Case Description/Methods: 34 yo M with a history of PH, ESRD on HD secondary to renal calcinosis s/p bilateral nephrectomy, GERD, who presented to the GI clinic for weight loss. Patient had endorsed 30-40 pounds of weight loss over a 3 year period. He denied nausea, vomiting, early satiety, constipation at that time. He did have occasional loose stools but no significant diarrhea. He underwent EGD for evaluation, which found thickened, firm, gastric folds and erythematous and friable duodenal bulb. Pathology from biopsies of stomach and duodenum significant for clusters of macrophages with calcium phosphate crystal deposits in the lamina propria of the stomach and duodenum. Staining for H Pylori was negative. Random duodenal biopsies were unremarkable.
Discussion: PH is a genetic disorder that leads to ESRD, among other complications, from calcium oxalate stone formation. This patient with weight loss had a calcified stomach secondary to calcium phosphate crystal deposits with known recent hypercalcemia. Patients with ESRD are prone to vascular calcification from calcium phosphate crystal deposition, but calcification of the GI tract is not a well known phenomenon in these patients. Weight loss in ESRD patients is thought to be due to protease induction from chronic inflammation as well as malnutrition. Of note, during period of weight loss patient was found to be hypercalcemic at his dialysis center and taken off of Vitamin D and Sevalemer. It is also surprising in this patient given his propensity for calcium oxalate formation,[and while this was not the crystal found, perhaps this underlying comorbidity contributed to the development of calcium phosphate crystal deposition]. This finding in this patient could implicate luminal calcium phosphate deposition of the GI tract as another contributing source for weight loss and malnutrition in ESRD patients.

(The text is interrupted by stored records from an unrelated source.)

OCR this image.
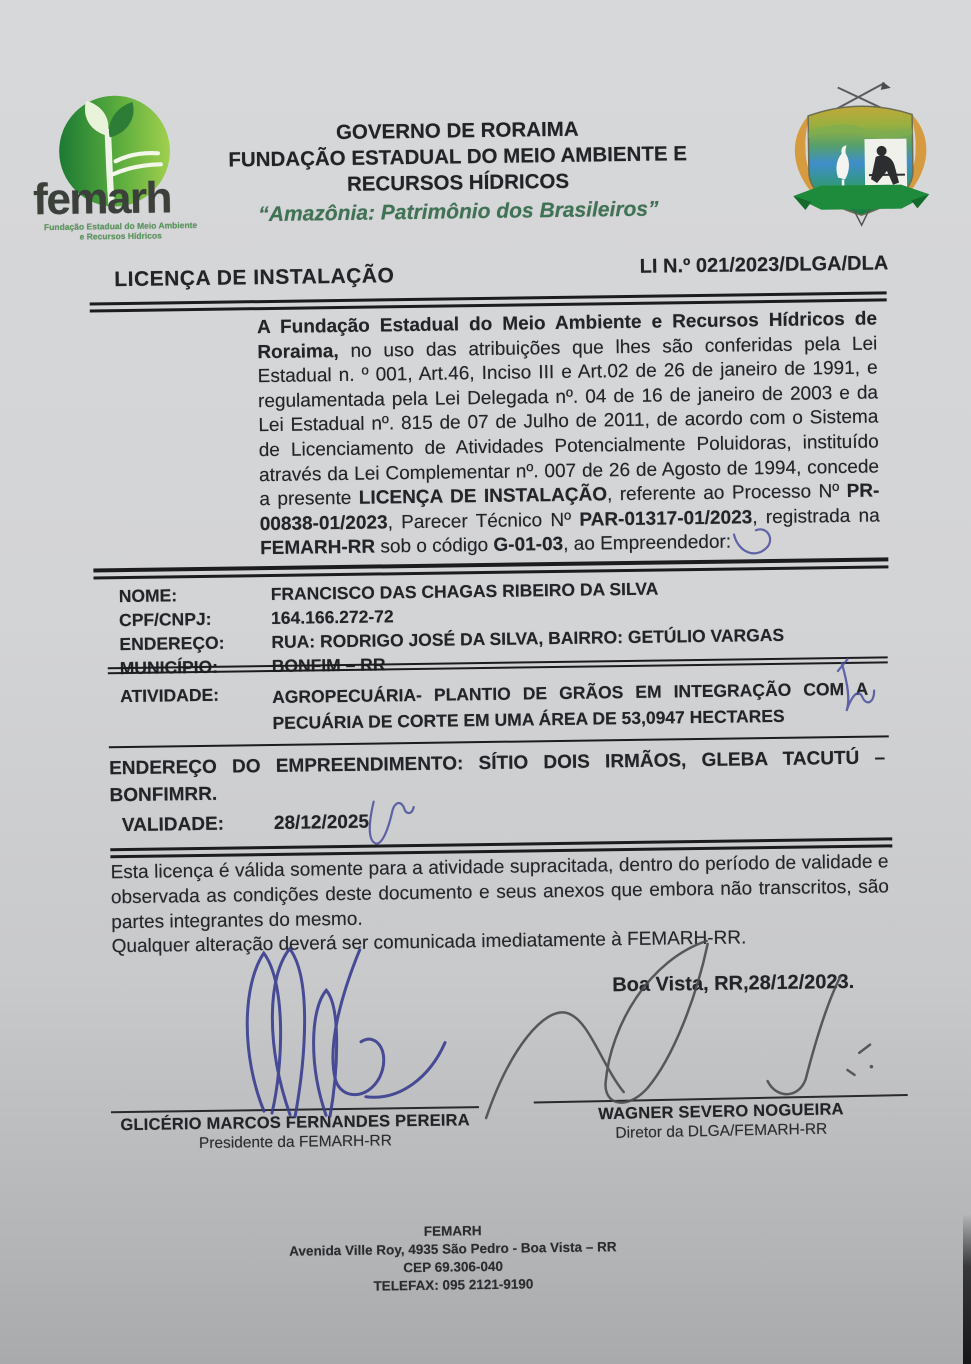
femarh
Fundação Estadual do Meio Ambiente
e Recursos Hídricos
GOVERNO DE RORAIMA
FUNDAÇÃO ESTADUAL DO MEIO AMBIENTE E
RECURSOS HÍDRICOS
“Amazônia: Patrimônio dos Brasileiros”
LICENÇA DE INSTALAÇÃO	LI N.º 021/2023/DLGA/DLA
A Fundação Estadual do Meio Ambiente e Recursos Hídricos de Roraima, no uso das atribuições que lhes são conferidas pela Lei Estadual n. º 001, Art.46, Inciso III e Art.02 de 26 de janeiro de 1991, e regulamentada pela Lei Delegada nº. 04 de 16 de janeiro de 2003 e da Lei Estadual nº. 815 de 07 de Julho de 2011, de acordo com o Sistema de Licenciamento de Atividades Potencialmente Poluidoras, instituído através da Lei Complementar nº. 007 de 26 de Agosto de 1994, concede a presente LICENÇA DE INSTALAÇÃO, referente ao Processo Nº PR-00838-01/2023, Parecer Técnico Nº PAR-01317-01/2023, registrada na FEMARH-RR sob o código G-01-03, ao Empreendedor:
NOME:	FRANCISCO DAS CHAGAS RIBEIRO DA SILVA
CPF/CNPJ:	164.166.272-72
ENDEREÇO:	RUA: RODRIGO JOSÉ DA SILVA, BAIRRO: GETÚLIO VARGAS
MUNICÍPIO:	BONFIM – RR
ATIVIDADE:	AGROPECUÁRIA- PLANTIO DE GRÃOS EM INTEGRAÇÃO COM A PECUÁRIA DE CORTE EM UMA ÁREA DE 53,0947 HECTARES
ENDEREÇO DO EMPREENDIMENTO: SÍTIO DOIS IRMÃOS, GLEBA TACUTÚ – BONFIMRR.
VALIDADE:	28/12/2025
Esta licença é válida somente para a atividade supracitada, dentro do período de validade e observada as condições deste documento e seus anexos que embora não transcritos, são partes integrantes do mesmo.
Qualquer alteração deverá ser comunicada imediatamente à FEMARH-RR.
Boa Vista, RR,28/12/2023.
GLICÉRIO MARCOS FERNANDES PEREIRA
Presidente da FEMARH-RR
WAGNER SEVERO NOGUEIRA
Diretor da DLGA/FEMARH-RR
FEMARH
Avenida Ville Roy, 4935 São Pedro - Boa Vista – RR
CEP 69.306-040
TELEFAX: 095 2121-9190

Disclosures: Matthew Eganhouse indicated no relevant financial relationships. Salina Lee indicated no relevant financial relationships.
Matthew M. Eganhouse, MD, Salina Lee, MD. P2054 - Gastrointestinal Calcium Phosphate Crystal Deposition in a Patient With Primary Hyperoxaluria, ACG 2021 Annual Scientific Meeting Abstracts. Las Vegas, Nevada: American College of Gastroenterology.